When you change the way you look at things, the things you look at changes.
This maturity maxim seems to have hit home with LeBron James.
As has been his entire career, LeBron remains heavily scrutinized and polarizing—but continually maturing. Such is the reward for having the status as being the best player in the world.
Recently, James was questioned by media if he dwelled on the fact that his career record in the NBA Finals is a losing 3-5.
James, undeterred, answered,
“No. I mean, listen. I've lost five Finals. What are you going to do about it? No. What's going to stick with me is seeing my daughter smile, seeing my kids graduate high school, college. Hopefully my daughter will go off and meet the man of her dreams. That's what's going to stick with me. I keep telling you all, these games and wins and losses—yeah, I love it—but it's not the be all and end all for me. So I've had so many moments in this game that I'm going to cherish. But...I don't lose sleep anymore."
This change in perspective seems a far cry from his prognosticating in Miami when he brashly broadcasted to the world in a made-for-TV event that he was chasing “not two, not three, not four, not five …” championships in Miami.
This perspective seems to vary in nature from his viral admission following the Cavaliers’ winning their first NBA Championship—that he was chasing a ghost [that played in Chicago].
This perspective seems to more accurately point to the fact, that for better or worse, James is holistically accepting life as it comes.
Contrary to the dramatic storylines that have followed him for more than a decade—some of his own making, others contrived by the media—he seems to be comfortable in his own skin, accepting on-the court results and enjoying off-the-court life with a wife, kids, business endeavors, endorsements, and a social platform that he doesn’t take for granted.

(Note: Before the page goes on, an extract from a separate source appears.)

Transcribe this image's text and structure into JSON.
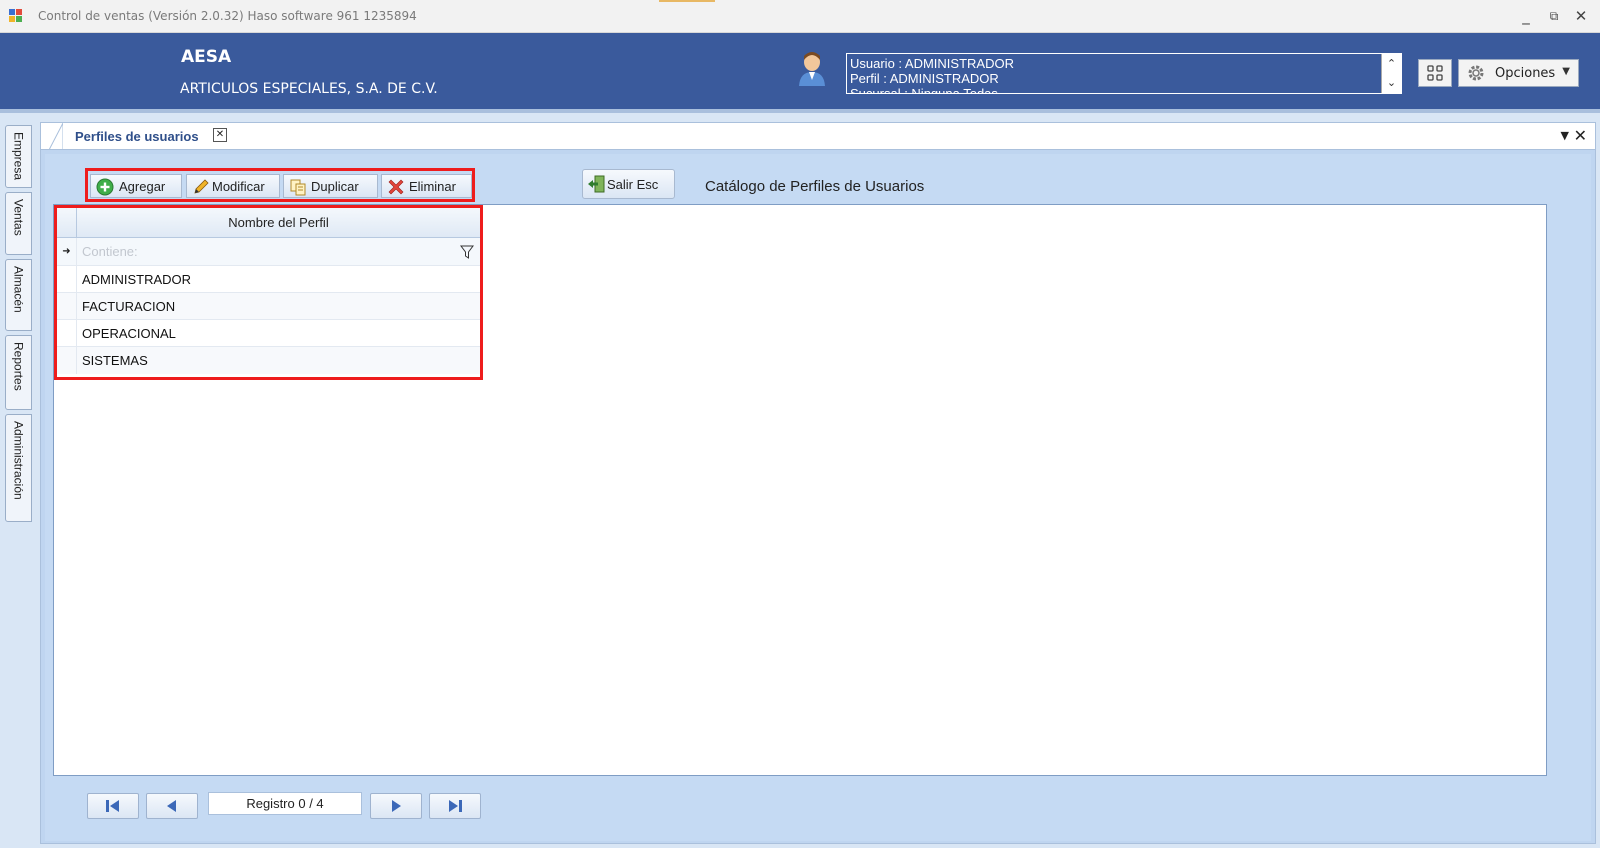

Counter to culture’s contemplative brooding mentality, James is seemingly living out a lesson we all should carefully attune to, enjoying every moment life has to offer, focusing on that which truly matters, and contently being present in the present.
Whether intentional or unknowingly, he’s taking a page out of Ecclesiastes (5:18-20 MSG) in making the most of what God gives, both the bounty and the capacity to enjoy it, accepting what’s given and not worrying about anything else.
He’s not focused on the failures of the Finals, the unknown future of his playing days or even the accomplishments in his prolific career, but rather he’s focused on the now of what truly matters.
And that’s a lesson we can all learn from.